The catacombs, of course, are the legacy of a tiny persecuted band of believers, meeting in their graveyards to escape the all-seeing eye of imperial Rome. The cathedrals represent a very different turn in church history: a church that not only could grow in size but could, in fact, outgrow and outlast the Empire itself. The catacombs represent simplicity and earthiness; the cathedrals transcendence and wonder.
We need both, somehow.
Sometimes American evangelicals, traveling to sites of significance in church history, are disappointed. They want to see a Disney-type restoration of “the early church” in a way that makes it seem as though the faith went by time-warp straight from a pristine golden era to the Graham Crusades. This sort of Christian tends to like the catacombs, for the same reason some people love working on their antebellum family histories but don’t like family reunions.

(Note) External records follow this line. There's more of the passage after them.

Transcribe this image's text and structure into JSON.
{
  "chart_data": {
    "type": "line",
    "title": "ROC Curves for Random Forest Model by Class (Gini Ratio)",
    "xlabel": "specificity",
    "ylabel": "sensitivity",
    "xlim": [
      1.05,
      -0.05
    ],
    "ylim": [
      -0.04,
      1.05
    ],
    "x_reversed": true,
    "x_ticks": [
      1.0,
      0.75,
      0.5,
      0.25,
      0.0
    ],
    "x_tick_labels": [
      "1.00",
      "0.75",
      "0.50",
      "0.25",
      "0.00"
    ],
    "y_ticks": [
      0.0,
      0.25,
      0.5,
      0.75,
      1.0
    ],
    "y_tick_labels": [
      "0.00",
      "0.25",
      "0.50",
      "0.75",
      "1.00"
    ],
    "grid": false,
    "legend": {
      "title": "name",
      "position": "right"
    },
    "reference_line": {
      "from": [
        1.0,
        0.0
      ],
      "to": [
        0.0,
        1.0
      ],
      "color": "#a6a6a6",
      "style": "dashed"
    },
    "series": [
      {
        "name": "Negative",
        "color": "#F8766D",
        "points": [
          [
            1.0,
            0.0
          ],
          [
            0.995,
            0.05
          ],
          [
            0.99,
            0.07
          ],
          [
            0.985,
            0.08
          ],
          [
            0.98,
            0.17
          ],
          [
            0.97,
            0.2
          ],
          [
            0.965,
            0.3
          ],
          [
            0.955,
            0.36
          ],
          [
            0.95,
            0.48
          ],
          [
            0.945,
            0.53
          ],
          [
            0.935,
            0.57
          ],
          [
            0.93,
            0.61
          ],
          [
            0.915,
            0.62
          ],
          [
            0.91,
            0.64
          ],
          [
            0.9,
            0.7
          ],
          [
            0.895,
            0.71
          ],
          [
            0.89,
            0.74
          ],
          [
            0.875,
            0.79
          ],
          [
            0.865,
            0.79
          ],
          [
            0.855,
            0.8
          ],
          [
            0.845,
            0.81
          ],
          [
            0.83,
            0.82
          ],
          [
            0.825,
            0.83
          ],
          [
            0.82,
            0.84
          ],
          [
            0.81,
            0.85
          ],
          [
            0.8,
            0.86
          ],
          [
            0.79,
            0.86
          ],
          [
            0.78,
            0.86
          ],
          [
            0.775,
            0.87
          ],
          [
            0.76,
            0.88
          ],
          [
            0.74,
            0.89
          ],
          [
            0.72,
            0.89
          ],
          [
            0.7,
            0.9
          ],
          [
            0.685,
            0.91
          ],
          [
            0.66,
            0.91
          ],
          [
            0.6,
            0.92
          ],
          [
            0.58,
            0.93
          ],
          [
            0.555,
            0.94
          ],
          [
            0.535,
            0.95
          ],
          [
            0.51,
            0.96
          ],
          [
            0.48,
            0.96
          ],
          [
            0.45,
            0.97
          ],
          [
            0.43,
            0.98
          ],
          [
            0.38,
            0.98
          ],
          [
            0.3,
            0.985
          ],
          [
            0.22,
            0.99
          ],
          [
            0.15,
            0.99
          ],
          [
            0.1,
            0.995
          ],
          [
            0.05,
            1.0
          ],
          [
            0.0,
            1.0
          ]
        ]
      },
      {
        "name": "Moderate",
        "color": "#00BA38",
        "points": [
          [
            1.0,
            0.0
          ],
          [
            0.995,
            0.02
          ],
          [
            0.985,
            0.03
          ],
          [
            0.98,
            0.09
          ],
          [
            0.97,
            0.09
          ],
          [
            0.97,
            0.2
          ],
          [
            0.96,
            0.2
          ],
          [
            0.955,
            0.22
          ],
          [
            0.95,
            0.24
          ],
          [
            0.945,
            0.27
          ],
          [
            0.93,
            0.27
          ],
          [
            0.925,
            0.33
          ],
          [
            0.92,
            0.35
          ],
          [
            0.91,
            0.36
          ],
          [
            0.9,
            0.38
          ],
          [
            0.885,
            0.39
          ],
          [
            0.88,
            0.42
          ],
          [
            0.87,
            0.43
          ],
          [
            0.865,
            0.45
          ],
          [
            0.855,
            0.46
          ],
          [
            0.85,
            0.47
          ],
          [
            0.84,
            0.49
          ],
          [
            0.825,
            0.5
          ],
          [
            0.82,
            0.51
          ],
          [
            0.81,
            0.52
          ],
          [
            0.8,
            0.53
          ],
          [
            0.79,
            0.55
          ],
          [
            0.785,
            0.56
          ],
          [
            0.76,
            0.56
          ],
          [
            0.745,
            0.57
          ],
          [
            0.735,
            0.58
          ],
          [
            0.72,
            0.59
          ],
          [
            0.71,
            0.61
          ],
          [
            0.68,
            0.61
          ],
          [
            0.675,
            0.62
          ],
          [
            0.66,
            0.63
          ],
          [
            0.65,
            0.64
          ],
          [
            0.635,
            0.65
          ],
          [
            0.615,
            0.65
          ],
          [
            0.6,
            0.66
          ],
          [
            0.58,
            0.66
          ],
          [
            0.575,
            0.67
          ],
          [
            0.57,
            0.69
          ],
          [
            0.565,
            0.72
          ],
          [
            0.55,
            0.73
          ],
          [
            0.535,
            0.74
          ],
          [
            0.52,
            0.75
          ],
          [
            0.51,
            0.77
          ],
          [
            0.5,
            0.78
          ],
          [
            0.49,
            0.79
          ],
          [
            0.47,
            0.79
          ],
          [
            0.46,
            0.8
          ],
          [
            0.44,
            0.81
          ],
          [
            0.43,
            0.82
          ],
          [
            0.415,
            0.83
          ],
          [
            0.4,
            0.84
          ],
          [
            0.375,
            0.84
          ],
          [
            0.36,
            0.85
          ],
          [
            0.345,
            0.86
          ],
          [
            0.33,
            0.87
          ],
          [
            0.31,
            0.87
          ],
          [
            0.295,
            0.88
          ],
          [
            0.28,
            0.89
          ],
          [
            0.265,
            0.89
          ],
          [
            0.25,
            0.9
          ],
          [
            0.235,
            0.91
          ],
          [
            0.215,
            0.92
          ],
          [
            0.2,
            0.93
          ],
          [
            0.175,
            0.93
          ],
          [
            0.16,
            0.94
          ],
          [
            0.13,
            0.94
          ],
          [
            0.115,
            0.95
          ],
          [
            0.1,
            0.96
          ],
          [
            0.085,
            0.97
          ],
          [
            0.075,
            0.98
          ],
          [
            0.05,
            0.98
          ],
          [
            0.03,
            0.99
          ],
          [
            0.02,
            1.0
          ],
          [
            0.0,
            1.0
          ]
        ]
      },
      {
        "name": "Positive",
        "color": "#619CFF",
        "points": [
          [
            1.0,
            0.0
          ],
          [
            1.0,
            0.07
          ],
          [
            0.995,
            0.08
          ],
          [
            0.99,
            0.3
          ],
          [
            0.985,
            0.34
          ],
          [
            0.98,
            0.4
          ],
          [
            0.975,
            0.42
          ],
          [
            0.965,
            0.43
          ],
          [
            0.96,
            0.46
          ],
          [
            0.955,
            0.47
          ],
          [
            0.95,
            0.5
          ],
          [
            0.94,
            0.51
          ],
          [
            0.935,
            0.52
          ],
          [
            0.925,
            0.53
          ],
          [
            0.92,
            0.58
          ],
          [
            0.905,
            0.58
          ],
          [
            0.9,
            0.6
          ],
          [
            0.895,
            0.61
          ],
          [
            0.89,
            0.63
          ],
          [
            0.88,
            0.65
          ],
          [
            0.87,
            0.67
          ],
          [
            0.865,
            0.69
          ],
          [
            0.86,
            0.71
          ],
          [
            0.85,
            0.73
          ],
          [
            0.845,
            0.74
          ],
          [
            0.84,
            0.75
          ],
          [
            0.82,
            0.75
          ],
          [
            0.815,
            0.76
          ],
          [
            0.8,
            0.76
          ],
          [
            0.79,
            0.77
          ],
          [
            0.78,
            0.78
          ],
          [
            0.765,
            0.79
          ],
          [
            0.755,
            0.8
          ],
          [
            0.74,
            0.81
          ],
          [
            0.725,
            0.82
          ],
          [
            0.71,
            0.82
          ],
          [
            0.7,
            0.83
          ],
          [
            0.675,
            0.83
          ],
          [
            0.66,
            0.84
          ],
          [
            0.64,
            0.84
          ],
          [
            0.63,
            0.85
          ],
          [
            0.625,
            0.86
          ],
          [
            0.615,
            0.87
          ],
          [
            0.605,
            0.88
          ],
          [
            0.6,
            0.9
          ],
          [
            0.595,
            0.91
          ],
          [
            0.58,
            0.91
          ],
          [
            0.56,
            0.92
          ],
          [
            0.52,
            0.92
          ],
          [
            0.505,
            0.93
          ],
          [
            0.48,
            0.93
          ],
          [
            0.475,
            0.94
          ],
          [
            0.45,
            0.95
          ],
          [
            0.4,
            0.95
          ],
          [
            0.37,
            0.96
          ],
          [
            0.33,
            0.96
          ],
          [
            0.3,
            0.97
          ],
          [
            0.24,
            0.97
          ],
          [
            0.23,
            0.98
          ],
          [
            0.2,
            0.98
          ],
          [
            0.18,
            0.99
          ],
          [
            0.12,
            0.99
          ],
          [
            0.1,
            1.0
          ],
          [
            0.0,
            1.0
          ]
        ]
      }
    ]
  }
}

But the catacombs and the cathedrals both remind us of two things: God’s sovereignty in sending down the faith, and the frailty of humanity as stewards of that faith. We can’t romanticize the early persecuted church. After all, the New Testament Scriptures are often rebuking those churches for precisely the things we see going on in our churches today: division, carnality, immorality, arrogance (1 Cor. 4:7-13, 5:1-8, 6:1-8). And, if Christianity had remained in the catacombs, it is quite possible that you and I would have never encountered Christ.
He concludes:
In the heroic stories of church history (Athanasius defeats Arius! Augustine turns back Pelagius!) and in the awful parts (state churches and triumphalism and scandals), God is orchestrating a flow of the river of redemption that takes it from the hillsides of Judea through the bustling streets of Antioch right down to that Baptist church in Arkansas, or wherever it was that you first heard the name of the Christ of God.
The kingdom of God is vast and tiny, universal and exclusive. Our story is that of a little flock and of an army awesome with banners. It’s a Christianity of persecution and proliferation, of catacombs and cathedrals.